We in prison had not eaten or slept for days prior to our capture; now we were pretty much sporting key tones in our blood. A guard came through periodically and, one box at a time, he offered us a morsel of food if we could answer a question correctly. He asked me but I stuck out. He asked the man to my right who answered correctly. Knowing full well that the guard was playing a cruel game with him, he held out his hand up through the hole in his box to play along. The guard left.
“(Whispers) Geo! He gave me food!”
“Shut the f**k up man…”
“No he really did — hold out your hand.”
We both reached toward each other straining to extend our arms as long as they could be extended… and indeed there was food there! I broke the share apart and reached toward the brother on the other side of me, reaching and waving until our hands bumped and then he had food too. That was a small victory in the grand play of things, and a monstrous demonstration of compromise and compassion among humans in impending peril.
How isolated can a body really feel at home with the Inter-web and the fecal-ton of high-tech communications apparatus that we have? At home is where most Americans would rather be than any other place on the planet — except Disneyland; most people would rather be at Disneyland because that place is… well, it’s just really a pretty joyous place in comparison to most other places on Earth. In fact, it’s probably just about the happiest place on Earth — that I do fancy!

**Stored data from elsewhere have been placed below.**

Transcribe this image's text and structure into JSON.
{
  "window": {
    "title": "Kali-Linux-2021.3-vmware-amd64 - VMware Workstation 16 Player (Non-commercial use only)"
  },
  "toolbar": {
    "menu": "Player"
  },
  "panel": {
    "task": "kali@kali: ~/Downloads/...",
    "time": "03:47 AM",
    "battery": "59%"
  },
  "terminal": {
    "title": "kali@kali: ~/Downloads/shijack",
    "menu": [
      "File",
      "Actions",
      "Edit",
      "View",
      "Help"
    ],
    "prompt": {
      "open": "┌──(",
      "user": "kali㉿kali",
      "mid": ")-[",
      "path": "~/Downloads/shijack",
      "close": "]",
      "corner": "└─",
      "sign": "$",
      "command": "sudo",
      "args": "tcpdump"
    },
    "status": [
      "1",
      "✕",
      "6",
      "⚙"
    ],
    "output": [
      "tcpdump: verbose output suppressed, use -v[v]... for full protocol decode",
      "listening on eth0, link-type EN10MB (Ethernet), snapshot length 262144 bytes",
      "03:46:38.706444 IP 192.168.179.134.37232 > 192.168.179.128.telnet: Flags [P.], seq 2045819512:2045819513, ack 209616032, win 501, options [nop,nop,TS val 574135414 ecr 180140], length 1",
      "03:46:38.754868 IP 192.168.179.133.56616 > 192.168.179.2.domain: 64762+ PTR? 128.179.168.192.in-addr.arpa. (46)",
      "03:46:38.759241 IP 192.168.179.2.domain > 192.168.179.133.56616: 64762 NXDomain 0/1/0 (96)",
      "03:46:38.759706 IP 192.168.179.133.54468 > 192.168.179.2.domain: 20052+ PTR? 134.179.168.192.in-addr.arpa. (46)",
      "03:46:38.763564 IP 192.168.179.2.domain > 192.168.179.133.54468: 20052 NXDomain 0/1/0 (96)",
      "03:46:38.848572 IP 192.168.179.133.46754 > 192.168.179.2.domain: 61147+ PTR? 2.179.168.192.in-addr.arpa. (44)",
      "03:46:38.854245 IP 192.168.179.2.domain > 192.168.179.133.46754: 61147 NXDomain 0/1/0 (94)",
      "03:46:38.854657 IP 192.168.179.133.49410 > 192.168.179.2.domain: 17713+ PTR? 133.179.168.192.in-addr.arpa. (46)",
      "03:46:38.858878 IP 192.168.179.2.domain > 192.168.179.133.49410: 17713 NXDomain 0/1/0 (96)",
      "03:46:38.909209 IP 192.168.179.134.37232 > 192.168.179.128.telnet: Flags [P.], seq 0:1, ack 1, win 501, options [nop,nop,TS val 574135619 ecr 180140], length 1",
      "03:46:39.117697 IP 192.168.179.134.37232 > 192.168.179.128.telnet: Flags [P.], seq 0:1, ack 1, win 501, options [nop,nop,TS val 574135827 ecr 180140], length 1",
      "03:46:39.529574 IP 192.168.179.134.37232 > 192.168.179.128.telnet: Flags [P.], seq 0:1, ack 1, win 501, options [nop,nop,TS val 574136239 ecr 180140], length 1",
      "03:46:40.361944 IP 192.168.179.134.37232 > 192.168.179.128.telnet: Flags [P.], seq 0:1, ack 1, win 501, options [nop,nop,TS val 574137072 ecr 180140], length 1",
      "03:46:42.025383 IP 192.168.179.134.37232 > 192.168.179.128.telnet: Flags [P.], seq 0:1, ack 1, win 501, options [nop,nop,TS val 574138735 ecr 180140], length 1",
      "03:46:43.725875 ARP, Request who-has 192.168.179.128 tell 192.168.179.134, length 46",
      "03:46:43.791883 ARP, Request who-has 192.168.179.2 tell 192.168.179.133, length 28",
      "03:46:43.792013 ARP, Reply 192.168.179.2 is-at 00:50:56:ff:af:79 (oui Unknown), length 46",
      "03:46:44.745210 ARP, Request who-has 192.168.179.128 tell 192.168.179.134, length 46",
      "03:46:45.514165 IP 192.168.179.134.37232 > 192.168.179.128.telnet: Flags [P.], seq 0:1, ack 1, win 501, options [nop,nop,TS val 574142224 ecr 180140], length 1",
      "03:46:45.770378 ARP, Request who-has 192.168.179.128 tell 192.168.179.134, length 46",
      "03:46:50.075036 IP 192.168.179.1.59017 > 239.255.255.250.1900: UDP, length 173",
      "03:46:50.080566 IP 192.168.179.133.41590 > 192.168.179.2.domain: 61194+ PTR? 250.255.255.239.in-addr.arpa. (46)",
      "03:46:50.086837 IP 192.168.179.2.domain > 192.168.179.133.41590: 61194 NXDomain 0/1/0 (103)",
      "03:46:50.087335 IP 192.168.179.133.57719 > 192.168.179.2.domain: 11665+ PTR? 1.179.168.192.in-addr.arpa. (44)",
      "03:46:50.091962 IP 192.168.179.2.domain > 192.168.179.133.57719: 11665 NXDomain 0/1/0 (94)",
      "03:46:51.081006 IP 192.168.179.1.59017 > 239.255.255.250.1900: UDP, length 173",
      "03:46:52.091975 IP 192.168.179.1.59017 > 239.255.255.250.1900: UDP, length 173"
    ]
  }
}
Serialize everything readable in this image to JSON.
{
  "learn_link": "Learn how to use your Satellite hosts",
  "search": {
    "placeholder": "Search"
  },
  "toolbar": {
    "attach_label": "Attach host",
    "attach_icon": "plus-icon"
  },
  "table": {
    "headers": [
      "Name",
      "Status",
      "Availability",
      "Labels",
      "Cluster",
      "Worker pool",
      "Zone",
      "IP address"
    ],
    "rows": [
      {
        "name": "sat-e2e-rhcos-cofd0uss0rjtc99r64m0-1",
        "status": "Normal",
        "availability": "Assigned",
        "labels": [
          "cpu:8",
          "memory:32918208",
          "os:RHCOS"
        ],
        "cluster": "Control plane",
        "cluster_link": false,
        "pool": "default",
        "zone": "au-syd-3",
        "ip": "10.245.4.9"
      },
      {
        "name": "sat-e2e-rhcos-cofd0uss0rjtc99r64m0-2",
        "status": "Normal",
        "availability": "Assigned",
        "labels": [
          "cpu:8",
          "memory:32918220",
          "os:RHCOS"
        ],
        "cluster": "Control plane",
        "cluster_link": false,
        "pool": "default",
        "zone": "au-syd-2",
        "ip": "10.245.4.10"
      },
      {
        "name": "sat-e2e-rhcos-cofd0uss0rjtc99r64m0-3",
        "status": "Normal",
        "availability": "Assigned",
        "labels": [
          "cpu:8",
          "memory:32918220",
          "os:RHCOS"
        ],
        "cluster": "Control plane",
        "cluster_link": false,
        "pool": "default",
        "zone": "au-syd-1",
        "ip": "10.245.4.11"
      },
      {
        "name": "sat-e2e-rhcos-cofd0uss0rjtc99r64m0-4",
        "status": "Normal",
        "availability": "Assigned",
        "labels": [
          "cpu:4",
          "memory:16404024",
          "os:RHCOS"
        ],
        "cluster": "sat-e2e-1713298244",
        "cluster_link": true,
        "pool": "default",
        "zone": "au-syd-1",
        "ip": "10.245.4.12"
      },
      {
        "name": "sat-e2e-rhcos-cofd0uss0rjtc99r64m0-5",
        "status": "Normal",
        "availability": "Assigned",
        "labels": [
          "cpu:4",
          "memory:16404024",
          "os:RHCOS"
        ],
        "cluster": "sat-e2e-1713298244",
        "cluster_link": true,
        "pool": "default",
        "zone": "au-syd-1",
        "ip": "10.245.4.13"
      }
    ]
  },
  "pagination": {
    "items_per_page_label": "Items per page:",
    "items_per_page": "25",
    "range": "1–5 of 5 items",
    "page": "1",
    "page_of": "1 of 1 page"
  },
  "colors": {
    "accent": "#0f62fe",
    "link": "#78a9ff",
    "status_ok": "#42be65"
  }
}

POWs suffer the worse torture, one that is mental: the curse of fate unknown. POWs don’t know if they will live or die from a moment to another. They don’t know if they will ever be alright again. Then there is us; we are trapped like scurvy bilge rats in our paradises. We know we are going to be alright. No really, we are going to be alright. We DON’T have to fire an FPF through our windows every dusk to scare off the barbarians who want to break in and steal our toilet paper. We don’t need to hoard ANYTHING!
“Gladys… Darin Stevens across the street just pulled up to his house with an entire case of those tiny cocktail onions! Get in the car — were going to the Piggly-Wiggly!!”
Panic is a by far a deadlier and more contagious “virus” that anything COVID-19 portends. When you let yourself get into a state of panic you have just ended any hope you have of gracefully resolving any situation. If that situation is a life-or-death matter, you have compromised your ability to sensibly work through it and have surrendered yourself to the whims of fate — whatever happens just… happens. You no longer have any influential input toward the outcome — good freakin’ luck with that!
Finally, a mystery far greater than the Coronavirus antidote: where did the toilet paper frenzy come from? Who is responsible? You know there is only one person that started it and I want them to step forward like an adult and identify themselves.
I mean “corona” doesn’t sound like “diarrhea” — not even remotely! If all the toilet paper in the world were to vanish tomorrow, do you know how many people would die? None, that’s how many. Just maybe only those who die in car crashes racing to the Piggly-Wiggly to hoard more toilet paper that isn’t even there.